Fernando Reis kicked off day 3 with his presentation, Progesterone-induced paracrine factors in human endometrium: the key for decidualization and receptivity.
The cyclical phenomenon that is decidualization
Decidualization occurs in the mid-luteal phase of the menstrual cycle, with paracrine and autocrine factors causing changes in the endometrium to enable receptivity and therefore implantation of the embryo. These changes, include enlargement of endometrial stromal cells (ESCs), the presence of decidual white blood cells (leukocytes), and vascular changes to maternal arteries. In pregnancy, this decidualized endometrial lining (desidua) remains in order to prolong receptivity and therefore pregnancy, the decidua of course forms the maternal part of the placenta.
How does it occur?
The decidualization process is induced by progesterone binding to progesterone a and b receptors, following oesterogen priming. The progesterone’s effects are then mediated by multiple downstream mechanisms involving an array of growth factors, cytokines and regulatory peptides in the endometrium.
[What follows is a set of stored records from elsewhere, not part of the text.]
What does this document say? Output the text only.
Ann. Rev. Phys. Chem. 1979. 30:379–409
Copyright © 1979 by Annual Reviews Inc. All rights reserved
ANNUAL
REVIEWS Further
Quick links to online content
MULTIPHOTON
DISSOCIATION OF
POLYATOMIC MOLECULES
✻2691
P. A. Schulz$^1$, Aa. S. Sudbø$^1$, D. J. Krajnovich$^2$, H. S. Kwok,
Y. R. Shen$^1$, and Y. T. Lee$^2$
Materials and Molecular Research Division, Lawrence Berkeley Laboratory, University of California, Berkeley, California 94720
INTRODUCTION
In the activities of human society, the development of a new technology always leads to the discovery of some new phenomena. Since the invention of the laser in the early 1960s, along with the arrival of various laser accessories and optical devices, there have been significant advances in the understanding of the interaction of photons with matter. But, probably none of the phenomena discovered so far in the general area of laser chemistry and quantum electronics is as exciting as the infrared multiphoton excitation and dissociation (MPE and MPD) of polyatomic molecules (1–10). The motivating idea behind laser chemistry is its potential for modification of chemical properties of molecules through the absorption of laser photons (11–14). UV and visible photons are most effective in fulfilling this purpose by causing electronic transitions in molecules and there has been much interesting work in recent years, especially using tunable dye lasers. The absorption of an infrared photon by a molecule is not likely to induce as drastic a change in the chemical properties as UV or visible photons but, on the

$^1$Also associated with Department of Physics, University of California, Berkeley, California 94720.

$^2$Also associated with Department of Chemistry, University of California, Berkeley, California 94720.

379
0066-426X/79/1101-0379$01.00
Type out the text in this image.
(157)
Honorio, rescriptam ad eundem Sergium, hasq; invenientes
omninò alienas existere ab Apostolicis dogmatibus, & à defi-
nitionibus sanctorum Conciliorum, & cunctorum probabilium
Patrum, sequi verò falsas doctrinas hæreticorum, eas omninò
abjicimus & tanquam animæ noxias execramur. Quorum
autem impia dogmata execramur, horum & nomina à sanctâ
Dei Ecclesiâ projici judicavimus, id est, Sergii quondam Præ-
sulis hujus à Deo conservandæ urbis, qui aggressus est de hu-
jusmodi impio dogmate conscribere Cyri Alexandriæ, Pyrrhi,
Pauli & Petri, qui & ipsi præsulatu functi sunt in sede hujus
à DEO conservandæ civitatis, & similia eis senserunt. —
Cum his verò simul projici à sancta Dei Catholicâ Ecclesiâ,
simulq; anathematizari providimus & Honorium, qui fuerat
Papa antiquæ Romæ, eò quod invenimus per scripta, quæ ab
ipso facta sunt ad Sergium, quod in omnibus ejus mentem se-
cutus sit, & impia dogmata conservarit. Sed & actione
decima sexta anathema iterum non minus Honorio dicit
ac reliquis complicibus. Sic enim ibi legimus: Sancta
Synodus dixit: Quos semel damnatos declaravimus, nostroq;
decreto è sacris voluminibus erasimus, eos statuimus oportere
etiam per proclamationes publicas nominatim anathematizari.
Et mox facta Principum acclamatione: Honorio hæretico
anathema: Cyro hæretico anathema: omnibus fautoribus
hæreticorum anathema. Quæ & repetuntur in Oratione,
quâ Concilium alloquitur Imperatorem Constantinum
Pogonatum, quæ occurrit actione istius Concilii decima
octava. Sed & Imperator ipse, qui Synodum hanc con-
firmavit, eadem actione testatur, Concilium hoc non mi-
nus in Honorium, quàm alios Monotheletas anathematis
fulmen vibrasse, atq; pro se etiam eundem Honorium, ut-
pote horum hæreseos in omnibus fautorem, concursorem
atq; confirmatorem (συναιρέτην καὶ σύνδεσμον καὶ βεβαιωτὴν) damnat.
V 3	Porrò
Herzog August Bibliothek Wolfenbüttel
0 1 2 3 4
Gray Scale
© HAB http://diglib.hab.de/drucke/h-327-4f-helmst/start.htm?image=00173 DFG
Progesterone essential but so is oestrogen
We know that progesterone is essential for this process and as such, it increases in the mid-luteal phase in order to inititate the decidualization process. However, increased availability of both progesterone receptors a (PGR-A) and b (PGR-B) also needs to occur, animal studies have shown that without progesterone receptors decidualization is not possible. This increased availability of receptors is caused by oestrogen priming, meaning oestrogen is also essential for decidualization.
Progesterone receptors in gene activation
Despite the fact PGR-A is most abundant in the endometrium, a recent study found that actually PGR-B is the most important for decidua genes like prolactin – a hormone producer and marker of decidualization. In studies where cells expressed exclusively PGR-A or PGR-B, those with B showed the most prolactin release and therefore most intense decidualization. However, both receptors are essential, as some genes are related by PGR-A, some by PGR-B, and some by both. The cAMP (cyclic adenosine monophosphate) signal transduction cascade also appears to be activated in decidualization with an independent initiating pathway. As well as increasing the availability of progesterone receptors, oestrogen also targets different essential genes. Many genes are involved in decidualization, some are critical like Hoxa10, but there are many others.
Which mediators are essential?
Ramathal et al, 2010 documented a long, but not exhaustive, list of genes that studies have found to be critical in decidualization and implantation. The number of essential genes required to be correctly activated makes this an extremely complex and finely balanced process – with just one gene not activated pregnancy cannot occur.
Cytokines attract leukocytes
Cytokines, glycoprotein mediators, are cyclically upregulated in the endometrium, at least in part by oestrogen. Leukocytes are continually attracted to the cytokines in an inflammatory response, this enables the endometrium to remain active and androgenic, but also tolerate the foetus.
Lack of prolactin expression in unexplained infertility
In the last 20 years, since Fernando first presented this topic at ISGE, his team in Brazil have been studying many growth factors. He explained that unfortunately they’ve not managed to decipher the process using one factor at a time and so going forward they will change their thinking for studies. Interestingly though, a 2004 study found that prolactin may not just be a marker of decidualization, but also an active hormone that shapes the endometrium after decreased expression was seen in women with unexplained infertility.
Understanding holds potential for endometrial disease therapy development
Understanding the complex cascading processes initiated by progesterone receptor activation could aid in defining the pathology of endometrial disease, and in the development of medications that target endometrial immune response, cell growth/survival and tissue remodeling.